When I raised the subject with a few of my friends, I was surprised to find that virtually all of them had at one point had sex in a graveyard. (The one person who hadn’t was an undertaker, who I thought was a dead cert.) While this is in no way a scientific sample — my friends may not be representative, and the portion of my friendship group whom I am comfortable asking impertinent questions certainly isn’t — it suggests it is at least not uncommon. The grave’s a fine and private place; more than you think do there embrace.
For some people, it is because it was the only place they could have sex when they were teenagers. It is never easy to make love in a cold climate when you have no money, particularly in London; if you live with your parents it’s practically impossible. And when cemeteries take up such a high proportion of the green space in some London boroughs, they are far less crowded than parks and provide far more places to hide.
For others, the fact that graveyards are sacred places is their attraction. An article in the online Witch magazine — which normally promotes informed consumer choice on the purchase of crystals and tarot decks — argues that there is a magick in ‘getting it on in a graveyard’ which makes you ‘wildly alive’. It suggests that this is the result of ‘ghostly voyeurs’, but it may just be that the frisson from transgression augments the whole experience.

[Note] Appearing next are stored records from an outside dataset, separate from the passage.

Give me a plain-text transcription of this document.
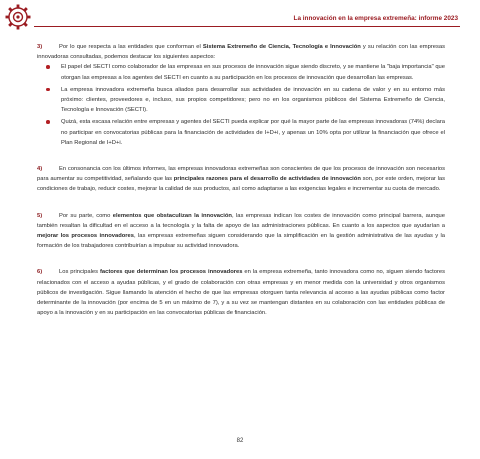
La innovación en la empresa extremeña: informe 2023

3)	Por lo que respecta a las entidades que conforman el Sistema Extremeño de Ciencia, Tecnología e Innovación y su relación con las empresas innovadoras consultadas, podemos destacar los siguientes aspectos:

El papel del SECTI como colaborador de las empresas en sus procesos de innovación sigue siendo discreto, y se mantiene la "baja importancia" que otorgan las empresas a los agentes del SECTI en cuanto a su participación en los procesos de innovación que desarrollan las empresas.
La empresa innovadora extremeña busca aliados para desarrollar sus actividades de innovación en su cadena de valor y en su entorno más próximo: clientes, proveedores e, incluso, sus propios competidores; pero no en los organismos públicos del Sistema Extremeño de Ciencia, Tecnología e Innovación (SECTI).
Quizá, esta escasa relación entre empresas y agentes del SECTI pueda explicar por qué la mayor parte de las empresas innovadoras (74%) declara no participar en convocatorias públicas para la financiación de actividades de I+D+i, y apenas un 10% opta por utilizar la financiación que ofrece el Plan Regional de I+D+i.

4)	En consonancia con los últimos informes, las empresas innovadoras extremeñas son conscientes de que los procesos de innovación son necesarios para aumentar su competitividad, señalando que las principales razones para el desarrollo de actividades de innovación son, por este orden, mejorar las condiciones de trabajo, reducir costes, mejorar la calidad de sus productos, así como adaptarse a las exigencias legales e incrementar su cuota de mercado.

5)	Por su parte, como elementos que obstaculizan la innovación, las empresas indican los costes de innovación como principal barrera, aunque también resaltan la dificultad en el acceso a la tecnología y la falta de apoyo de las administraciones públicas. En cuanto a los aspectos que ayudarían a mejorar los procesos innovadores, las empresas extremeñas siguen considerando que la simplificación en la gestión administrativa de las ayudas y la formación de los trabajadores contribuirían a impulsar su actividad innovadora.

6)	Los principales factores que determinan los procesos innovadores en la empresa extremeña, tanto innovadora como no, siguen siendo factores relacionados con el acceso a ayudas públicas, y el grado de colaboración con otras empresas y en menor medida con la universidad y otros organismos públicos de investigación. Sigue llamando la atención el hecho de que las empresas otorguen tanta relevancia al acceso a las ayudas públicas como factor determinante de la innovación (por encima de 5 en un máximo de 7), y a su vez se mantengan distantes en su colaboración con las entidades públicas de apoyo a la innovación y en su participación en las convocatorias públicas de financiación.

82
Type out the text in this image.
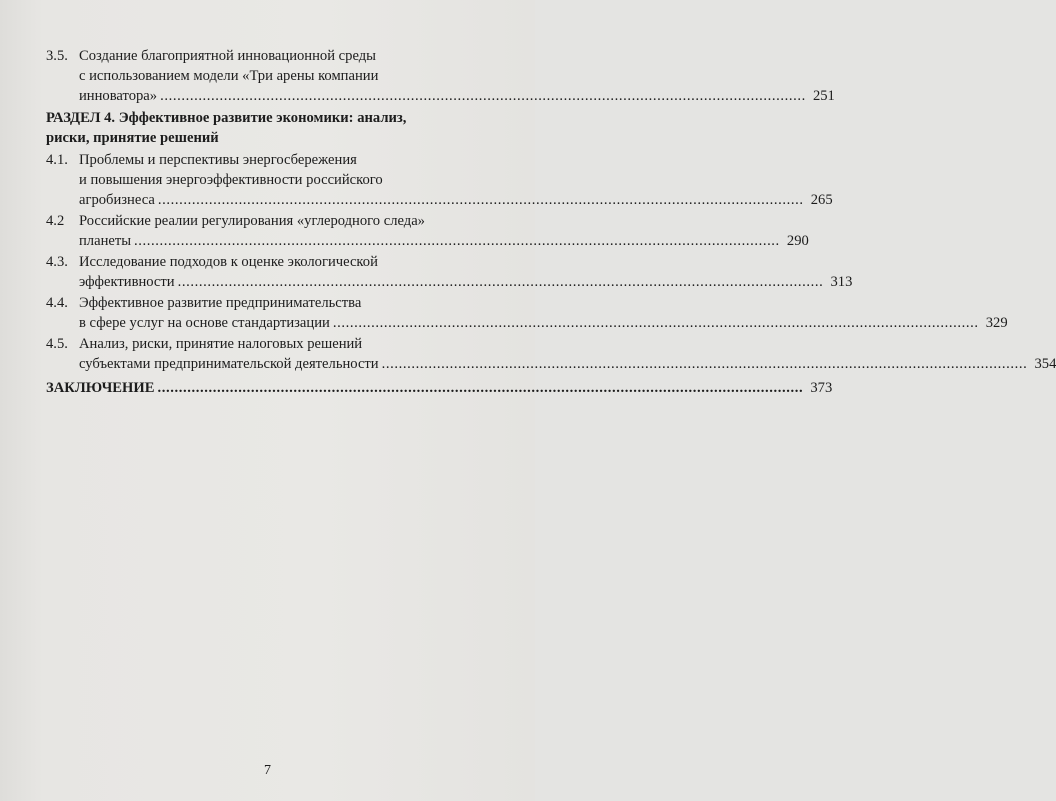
3.5. Создание благоприятной инновационной среды
с использованием модели «Три арены компании
инноватора» .....	251
РАЗДЕЛ 4. Эффективное развитие экономики: анализ,
риски, принятие решений
4.1. Проблемы и перспективы энергосбережения
и повышения энергоэффективности российского
агробизнеса .....	265
4.2	Российские реалии регулирования «углеродного следа»
планеты .....	290
4.3. Исследование подходов к оценке экологической
эффективности .....	313
4.4. Эффективное развитие предпринимательства
в сфере услуг на основе стандартизации .....	329
4.5. Анализ, риски, принятие налоговых решений
субъектами предпринимательской деятельности .....	354
ЗАКЛЮЧЕНИЕ .....	373
7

But it’s a safe sort of transgression — one that feels much naughtier than it is. Most urban graveyards are now closed to burials; the dead can’t object; and there’s only a half--remembered sense of what it means for something to be sacred.
I went to Torquay, and to the churchyard in the reports. It seemed an incongruous place for debauchery: halfway between Agatha Christie’s birthplace and the sea, surrounded by handsome Victorian villas, and with a stop for a noddy train just outside. The grass was mown and there was a pleasant bench under a tree where I sat. For four hours. Absolutely nothing happened. ‘It’s dead,’ I texted my wife. ‘It’s a graveyard,’ she replied.

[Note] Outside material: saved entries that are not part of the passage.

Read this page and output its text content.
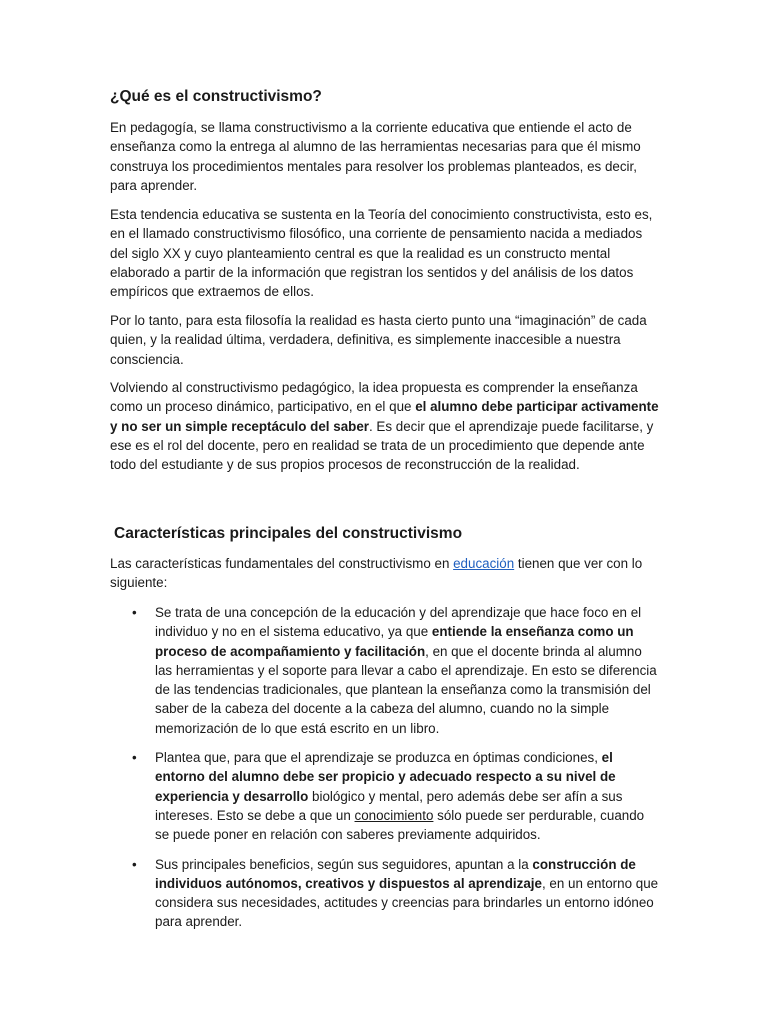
¿Qué es el constructivismo?

En pedagogía, se llama constructivismo a la corriente educativa que entiende el acto de enseñanza como la entrega al alumno de las herramientas necesarias para que él mismo construya los procedimientos mentales para resolver los problemas planteados, es decir, para aprender.

Esta tendencia educativa se sustenta en la Teoría del conocimiento constructivista, esto es, en el llamado constructivismo filosófico, una corriente de pensamiento nacida a mediados del siglo XX y cuyo planteamiento central es que la realidad es un constructo mental elaborado a partir de la información que registran los sentidos y del análisis de los datos empíricos que extraemos de ellos.

Por lo tanto, para esta filosofía la realidad es hasta cierto punto una “imaginación” de cada quien, y la realidad última, verdadera, definitiva, es simplemente inaccesible a nuestra consciencia.

Volviendo al constructivismo pedagógico, la idea propuesta es comprender la enseñanza como un proceso dinámico, participativo, en el que el alumno debe participar activamente y no ser un simple receptáculo del saber. Es decir que el aprendizaje puede facilitarse, y ese es el rol del docente, pero en realidad se trata de un procedimiento que depende ante todo del estudiante y de sus propios procesos de reconstrucción de la realidad.

Características principales del constructivismo

Las características fundamentales del constructivismo en educación tienen que ver con lo siguiente:

• Se trata de una concepción de la educación y del aprendizaje que hace foco en el individuo y no en el sistema educativo, ya que entiende la enseñanza como un proceso de acompañamiento y facilitación, en que el docente brinda al alumno las herramientas y el soporte para llevar a cabo el aprendizaje. En esto se diferencia de las tendencias tradicionales, que plantean la enseñanza como la transmisión del saber de la cabeza del docente a la cabeza del alumno, cuando no la simple memorización de lo que está escrito en un libro.
• Plantea que, para que el aprendizaje se produzca en óptimas condiciones, el entorno del alumno debe ser propicio y adecuado respecto a su nivel de experiencia y desarrollo biológico y mental, pero además debe ser afín a sus intereses. Esto se debe a que un conocimiento sólo puede ser perdurable, cuando se puede poner en relación con saberes previamente adquiridos.
• Sus principales beneficios, según sus seguidores, apuntan a la construcción de individuos autónomos, creativos y dispuestos al aprendizaje, en un entorno que considera sus necesidades, actitudes y creencias para brindarles un entorno idóneo para aprender.
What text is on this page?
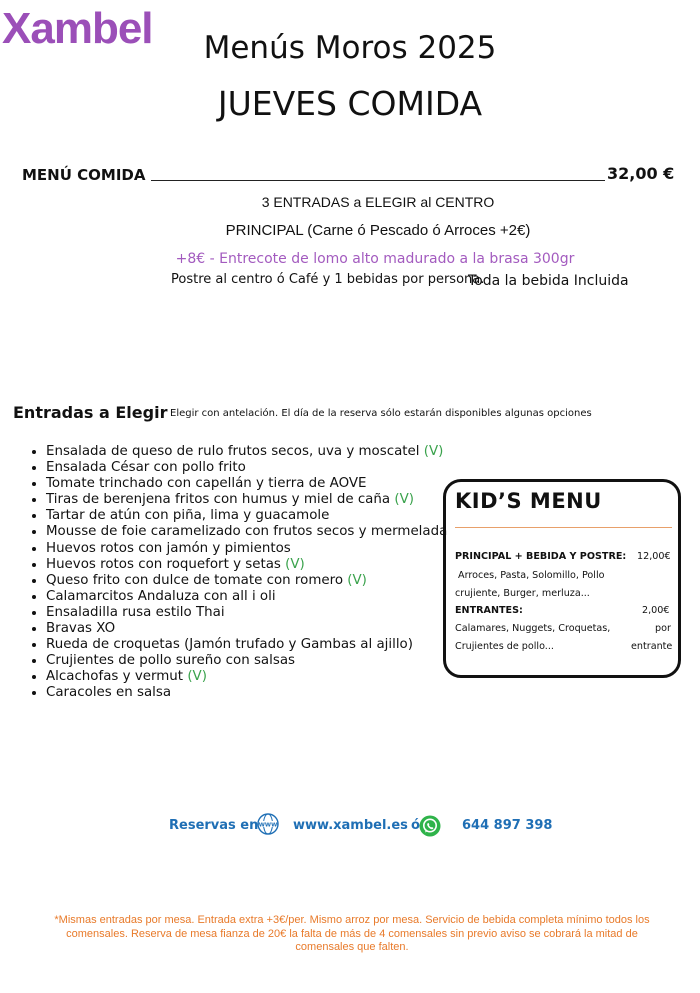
Xambel	Menús Moros 2025
JUEVES COMIDA
MENÚ COMIDA	32,00 €
3 ENTRADAS a ELEGIR al CENTRO
PRINCIPAL (Carne ó Pescado ó Arroces +2€)
+8€ - Entrecote de lomo alto madurado a la brasa 300gr
Postre al centro ó Café y 1 bebidas por persona.
Toda la bebida Incluida
Entradas a Elegir Elegir con antelación. El día de la reserva sólo estarán disponibles algunas opciones
• Ensalada de queso de rulo frutos secos, uva y moscatel (V)
• Ensalada César con pollo frito
• Tomate trinchado con capellán y tierra de AOVE
• Tiras de berenjena fritos con humus y miel de caña (V)
• Tartar de atún con piña, lima y guacamole
• Mousse de foie caramelizado con frutos secos y mermelada
• Huevos rotos con jamón y pimientos
• Huevos rotos con roquefort y setas (V)
• Queso frito con dulce de tomate con romero (V)
• Calamarcitos Andaluza con all i oli
• Ensaladilla rusa estilo Thai
• Bravas XO
• Rueda de croquetas (Jamón trufado y Gambas al ajillo)
• Crujientes de pollo sureño con salsas
• Alcachofas y vermut (V)
• Caracoles en salsa
KID’S MENU
PRINCIPAL + BEBIDA Y POSTRE: 12,00€
Arroces, Pasta, Solomillo, Pollo
crujiente, Burger, merluza...
ENTRANTES:	2,00€
Calamares, Nuggets, Croquetas,	por
Crujientes de pollo...	entrante
Reservas en WWW www.xambel.es ó	644 897 398
*Mismas entradas por mesa. Entrada extra +3€/per. Mismo arroz por mesa. Servicio de bebida completa mínimo todos los comensales. Reserva de mesa fianza de 20€ la falta de más de 4 comensales sin previo aviso se cobrará la mitad de comensales que falten.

Even when I returned after dark there was nothing, beyond a couple snogging on my bench, to offend public decency. (If a fat middle-aged man can hang around looking furtive for an hour and still not be approached for business, you can assume that prostitution is not a huge blight on an area.)
The first people I saw who weren’t just passing through were some dog-walkers. I assumed at first — they were feisty women with German shepherds — that they had formed some sort of vigilante patrol and that was the reason for the absence of bare ladies; but I went to join them, and the dogs rolled over to be tickled. Had their owners seen any of this sex? ‘Chance would be a fine thing!’ one of them laughed. The other said that three years ago she thought she saw something, but she’d looked the other way.

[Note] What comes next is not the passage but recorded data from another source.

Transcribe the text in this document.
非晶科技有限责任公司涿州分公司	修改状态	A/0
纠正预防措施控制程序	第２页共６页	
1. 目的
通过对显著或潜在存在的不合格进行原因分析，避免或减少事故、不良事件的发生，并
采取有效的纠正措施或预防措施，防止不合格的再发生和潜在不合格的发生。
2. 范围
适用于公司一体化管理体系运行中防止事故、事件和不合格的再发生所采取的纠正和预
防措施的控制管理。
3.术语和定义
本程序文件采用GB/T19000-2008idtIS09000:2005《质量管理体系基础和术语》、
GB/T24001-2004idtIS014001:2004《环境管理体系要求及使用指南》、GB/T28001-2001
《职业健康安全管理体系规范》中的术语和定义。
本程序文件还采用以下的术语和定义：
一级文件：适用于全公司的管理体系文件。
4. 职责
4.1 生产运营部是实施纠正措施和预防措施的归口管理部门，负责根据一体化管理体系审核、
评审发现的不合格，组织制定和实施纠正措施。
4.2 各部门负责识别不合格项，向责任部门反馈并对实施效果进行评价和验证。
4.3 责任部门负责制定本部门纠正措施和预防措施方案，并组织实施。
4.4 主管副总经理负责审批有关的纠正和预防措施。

The real problem was drugs. And looking round the graves I could see spoons and foil and needles; none of the dog walkers had seen any naked flesh, but they had all seen people injecting into their feet because they couldn’t find veins anywhere else. Sheba — the most beautiful and soppy of the German shepherds — had been rushed to veterinary hospital after she trod on a needle and had to be treated for hepatitis.
A national newspaper’s article about the churchyard didn’t mention drugs at all. Drugs aren’t transgressive or depraved: they just kill their users, destroy lives and hospitalise over-inquisitive dogs. But having sex in broad daylight — that’s horrifying.